ABSTRACT
Introduction:
Nowadays, the primary aim of unilateral breast reconstruction is achieving symmetry of the opposite breast. In conjunction with these symmetrical breast reconstructions, the degree of ptosis, breast size and reconstruction of the nipple areola complex, have become more frequently requested by the patients.
Materials and Methods:
Between 2004 and 2009, 18 patients with an age range from 30 to 51, have been operated on for achieving symmetry with the contralateral breast. Primary post-mastectomy reconstructions were autologous in 8 patients, whereas 10 patients were reconstructed with implants.

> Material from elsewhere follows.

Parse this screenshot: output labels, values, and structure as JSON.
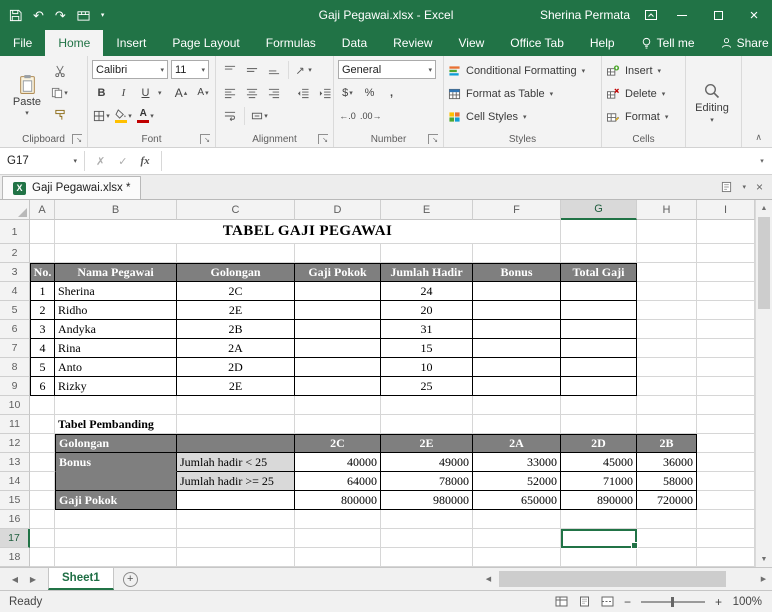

For the autologous cases, contralateral reconstructions were performed about 6.5 months post-operatively. Seven patients had a reduction mammoplasty, 4 had breast augmentation with an implant, another 4 had augmentation mastopexy, and 3 patients had only mastopexy. All patients were followed closely by the oncologic team during the reconstruction period. The prostheses for augmentations were cohesive silicone gel implants.
Results:
No tumors have been encountered in pathological examination of the breast reduction materials. Patients have been followed up for approximately 14 months. After one year past the operation, the physical and mammographic exams were completely normal.
Discussion:
A questionnaire was filled out by the patients following the contralateral breast reconstruction. Satisfaction was observed almost in all patients emphasizing the importance of re-gaining the lost organ with as much as possible symmetry.
In this study, we outlined the importance of the detailed pre-operative planning to achieve symmetry in patients having a unilateral breast reconstruction. Procedures and methods have been discussed as well.